До конца дней своих отец так и не примирился с демократизмом матери, а мать — с его аристократизмом.
* * *
Мать знала, что у отца в Стамбуле есть женщина. Но относилась к этому спокойно, и отнюдь не от безразличия к мужу, а скорее от большой любви. Любя мужа, она прощала ему и его грехи.
— Он ведь мужчина, — говорила мать, — мужское сердце не знает покоя…
Помнится — это было после смерти отца, — когда мой старший брат пустился в путешествие по черноморским торговым городам, мать вручила ему узел с богатыми подарками для стамбульской женщины. И еще помню, что, вручая узел брату, мать прослезилась. Она хотела, чтобы женщина из Стамбула была так же почитаема в доме, как и все, что связано с памятью об отце.
В Стамбуле узел с подарками был принят тоже со слезами: о смерти отца его стамбульская возлюбленная впервые услышала от моего старшего брата.
Две женщины убивались по одному мужчине, который наполнил их души нежной и мучительной любовью. Брат рассказывал, как он навестил ее, как она узнала его сразу, обняла, поцеловала и заплакала.

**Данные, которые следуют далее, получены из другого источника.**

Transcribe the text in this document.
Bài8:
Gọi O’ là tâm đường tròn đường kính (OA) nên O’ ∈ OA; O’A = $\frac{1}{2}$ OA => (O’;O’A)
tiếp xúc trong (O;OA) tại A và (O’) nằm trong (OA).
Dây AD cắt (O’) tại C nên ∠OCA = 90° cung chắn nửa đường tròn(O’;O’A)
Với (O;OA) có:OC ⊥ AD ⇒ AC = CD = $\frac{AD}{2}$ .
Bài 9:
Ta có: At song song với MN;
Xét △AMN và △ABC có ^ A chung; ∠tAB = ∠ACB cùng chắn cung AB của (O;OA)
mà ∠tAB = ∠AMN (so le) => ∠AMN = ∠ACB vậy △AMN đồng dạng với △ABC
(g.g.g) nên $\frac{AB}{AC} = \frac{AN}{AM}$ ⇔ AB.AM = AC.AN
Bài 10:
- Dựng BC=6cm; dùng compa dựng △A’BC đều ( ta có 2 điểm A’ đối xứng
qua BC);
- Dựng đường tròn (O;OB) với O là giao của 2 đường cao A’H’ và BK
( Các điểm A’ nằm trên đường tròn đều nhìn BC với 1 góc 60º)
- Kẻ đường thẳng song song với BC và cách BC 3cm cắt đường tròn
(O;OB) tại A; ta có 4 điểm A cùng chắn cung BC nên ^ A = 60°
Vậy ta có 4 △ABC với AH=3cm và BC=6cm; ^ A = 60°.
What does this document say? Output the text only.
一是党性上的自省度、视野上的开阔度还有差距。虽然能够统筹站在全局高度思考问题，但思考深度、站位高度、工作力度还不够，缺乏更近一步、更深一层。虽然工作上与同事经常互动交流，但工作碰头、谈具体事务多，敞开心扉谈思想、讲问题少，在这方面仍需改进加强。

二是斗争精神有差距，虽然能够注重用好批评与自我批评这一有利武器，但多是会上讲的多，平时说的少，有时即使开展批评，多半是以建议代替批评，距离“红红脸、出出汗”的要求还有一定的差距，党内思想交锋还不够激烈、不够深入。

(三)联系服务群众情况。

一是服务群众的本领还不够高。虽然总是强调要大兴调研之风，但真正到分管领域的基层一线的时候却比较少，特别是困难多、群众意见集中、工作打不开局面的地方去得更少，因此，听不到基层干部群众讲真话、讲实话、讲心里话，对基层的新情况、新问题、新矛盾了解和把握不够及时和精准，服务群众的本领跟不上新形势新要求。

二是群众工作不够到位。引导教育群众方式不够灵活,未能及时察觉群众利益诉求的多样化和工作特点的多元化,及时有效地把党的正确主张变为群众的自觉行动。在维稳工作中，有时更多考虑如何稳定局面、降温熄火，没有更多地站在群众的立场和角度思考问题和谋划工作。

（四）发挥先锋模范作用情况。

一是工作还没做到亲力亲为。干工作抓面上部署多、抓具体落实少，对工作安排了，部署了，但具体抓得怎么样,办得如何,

— Она высокая, стройная женщина, с длинными волосами, греческим носом, светло-карими глазами и черной родинкой на шее, — рассказывал он.
Мать восторженно внимала каждому его слову и плакала.
— Бедняжка, сиротой осталась, — говорила она сквозь слезы.
И по сей день не могу постичь всей глубины ее любви. У меня кружится голова и замирает сердце, когда я пытаюсь заглянуть в эту бездну…
Моя мать не была образованной женщиной, ее учение дальше Библии не пошло, но великая сила любви подняла ее до высот безграничной душевной цельности.